Oil price fuels fears of further turbulence
High fuel prices are hitting industries across the board, but the airline industry is bearing the brunt of the soaring cost of oil. As recently reported by ELP, British Airways has already warned that their margins have been decimated by increased fuel expenditure, and now another major airline, Delta, has illustrated the potentially devastating effect the rises seen in the past 12 months have had and, in all likelihood, will continue to have for the foreseeable future.
The third largest carrier in the US has said that it hoped to cut at least 2000 jobs through a voluntary redundancy scheme, after it claimed that its fuel prices had risen a staggering 20 per cent in the past three months (the airline, like many others, bases its jet fuel budget at $90 a barrel levels, figures which are, quite literally, pie in the sky in the current environment).

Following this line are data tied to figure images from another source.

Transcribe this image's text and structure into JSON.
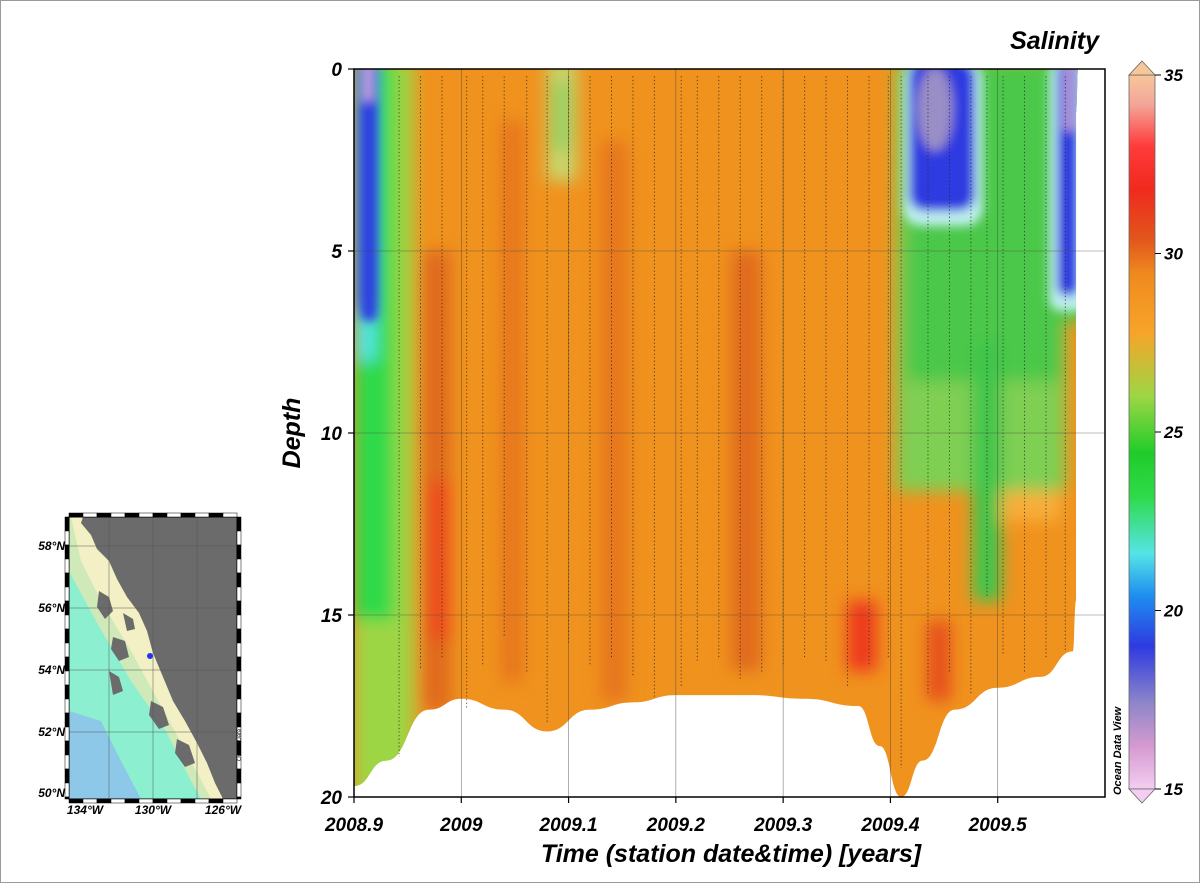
{
  "chart_data": {
    "type": "heatmap",
    "title": "Salinity",
    "xlabel": "Time (station date&time) [years]",
    "ylabel": "Depth",
    "xlim": [
      2008.9,
      2009.6
    ],
    "ylim": [
      0,
      20
    ],
    "x_ticks": [
      "2008.9",
      "2009",
      "2009.1",
      "2009.2",
      "2009.3",
      "2009.4",
      "2009.5"
    ],
    "y_ticks": [
      "0",
      "5",
      "10",
      "15",
      "20"
    ],
    "colorbar": {
      "min": 15,
      "max": 35,
      "ticks": [
        "15",
        "20",
        "25",
        "30",
        "35"
      ]
    },
    "watermark": "Ocean Data View",
    "bottom_depth_profile": [
      [
        2008.9,
        19.7
      ],
      [
        2008.93,
        19.0
      ],
      [
        2008.97,
        17.6
      ],
      [
        2009.0,
        17.3
      ],
      [
        2009.04,
        17.6
      ],
      [
        2009.08,
        18.2
      ],
      [
        2009.12,
        17.6
      ],
      [
        2009.16,
        17.4
      ],
      [
        2009.2,
        17.2
      ],
      [
        2009.27,
        17.2
      ],
      [
        2009.32,
        17.3
      ],
      [
        2009.37,
        17.5
      ],
      [
        2009.39,
        18.6
      ],
      [
        2009.41,
        20.0
      ],
      [
        2009.43,
        19.0
      ],
      [
        2009.46,
        17.6
      ],
      [
        2009.5,
        17.0
      ],
      [
        2009.54,
        16.7
      ],
      [
        2009.57,
        16.0
      ],
      [
        2009.573,
        14.6
      ],
      [
        2009.573,
        1.2
      ],
      [
        2009.575,
        0
      ]
    ],
    "station_casts": [
      [
        2008.942,
        18.9
      ],
      [
        2008.962,
        16.5
      ],
      [
        2008.982,
        16.2
      ],
      [
        2009.005,
        17.6
      ],
      [
        2009.02,
        16.4
      ],
      [
        2009.04,
        15.6
      ],
      [
        2009.061,
        16.6
      ],
      [
        2009.08,
        18.0
      ],
      [
        2009.1,
        15.8
      ],
      [
        2009.12,
        16.4
      ],
      [
        2009.14,
        16.2
      ],
      [
        2009.16,
        16.7
      ],
      [
        2009.18,
        17.3
      ],
      [
        2009.205,
        17.0
      ],
      [
        2009.22,
        16.3
      ],
      [
        2009.24,
        16.2
      ],
      [
        2009.26,
        16.8
      ],
      [
        2009.28,
        16.6
      ],
      [
        2009.3,
        16.4
      ],
      [
        2009.32,
        16.2
      ],
      [
        2009.34,
        16.3
      ],
      [
        2009.36,
        17.0
      ],
      [
        2009.38,
        16.4
      ],
      [
        2009.398,
        16.2
      ],
      [
        2009.41,
        19.2
      ],
      [
        2009.435,
        17.2
      ],
      [
        2009.455,
        16.6
      ],
      [
        2009.475,
        17.2
      ],
      [
        2009.49,
        14.5
      ],
      [
        2009.505,
        16.1
      ],
      [
        2009.525,
        16.6
      ],
      [
        2009.545,
        16.2
      ],
      [
        2009.563,
        16.0
      ]
    ],
    "salinity_features": [
      {
        "name": "fresh-surface-west",
        "x": [
          2008.9,
          2008.94
        ],
        "depth": [
          0,
          14
        ],
        "salinity": 18
      },
      {
        "name": "transition-west",
        "x": [
          2008.9,
          2008.96
        ],
        "depth": [
          0,
          19
        ],
        "salinity": 24
      },
      {
        "name": "high-salinity-core-west",
        "x": [
          2008.96,
          2009.0
        ],
        "depth": [
          6,
          16
        ],
        "salinity": 31.5
      },
      {
        "name": "fresh-lens-2009.1",
        "x": [
          2009.08,
          2009.11
        ],
        "depth": [
          0,
          4
        ],
        "salinity": 26
      },
      {
        "name": "high-salinity-core-2009.26",
        "x": [
          2009.24,
          2009.28
        ],
        "depth": [
          7,
          16
        ],
        "salinity": 31
      },
      {
        "name": "high-salinity-spot-2009.38",
        "x": [
          2009.36,
          2009.4
        ],
        "depth": [
          14,
          17
        ],
        "salinity": 32
      },
      {
        "name": "green-zone-east",
        "x": [
          2009.4,
          2009.57
        ],
        "depth": [
          0,
          14
        ],
        "salinity": 24
      },
      {
        "name": "fresh-core-2009.44",
        "x": [
          2009.41,
          2009.48
        ],
        "depth": [
          0,
          4
        ],
        "salinity": 17
      },
      {
        "name": "fresh-east-edge",
        "x": [
          2009.54,
          2009.575
        ],
        "depth": [
          0,
          7
        ],
        "salinity": 18
      },
      {
        "name": "high-salinity-spot-2009.46",
        "x": [
          2009.44,
          2009.48
        ],
        "depth": [
          14,
          18
        ],
        "salinity": 31
      }
    ]
  },
  "colors": {
    "background_salinity": "#f0921e",
    "colorbar_stops": [
      "#f4cdf2",
      "#d59ad0",
      "#8e86c9",
      "#2e3ae0",
      "#1e8df0",
      "#55e4e6",
      "#2fda4a",
      "#1fcc2a",
      "#9dd644",
      "#f7a42a",
      "#f08a1e",
      "#e1561c",
      "#f02a1e",
      "#ff3b3b",
      "#f3a79a",
      "#f7c69a"
    ]
  },
  "inset_map": {
    "lat_labels": [
      "58°N",
      "56°N",
      "54°N",
      "52°N",
      "50°N"
    ],
    "lon_labels": [
      "134°W",
      "130°W",
      "126°W"
    ],
    "watermark": "Ocean Data View"
  }
}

Coming at a time when customer numbers are on the wane courtesy of the economic slowdown in both the US and Europe, it’s small wonder that airlines, like their passengers, are preparing to tighten their belts in anticipation of further turbulence.





Reader Comments (1)
Now other notes start dominating. After months of records the oil and gold prices have toppled over dramatically. American policymakers are panicking. The FED seems to be reacting instead of directing. Their economy appears to be shrinking already. All these goings-on doesn’t leave the rest of the world unaffected. And, last but not least, suspicion grows that the raw material markets are victims of the kind of speculation that has also ruined the credit market.
In one week I heard the forecast of two different oil experts. One predicted that the price of a barrel of oil could well be $150 by the end of this year. The other didn’t find it unlikely that it would be around the cost price of a barrel, $50-60. I wouldn’t know. Just yet, the best motto seems to be to live by the day.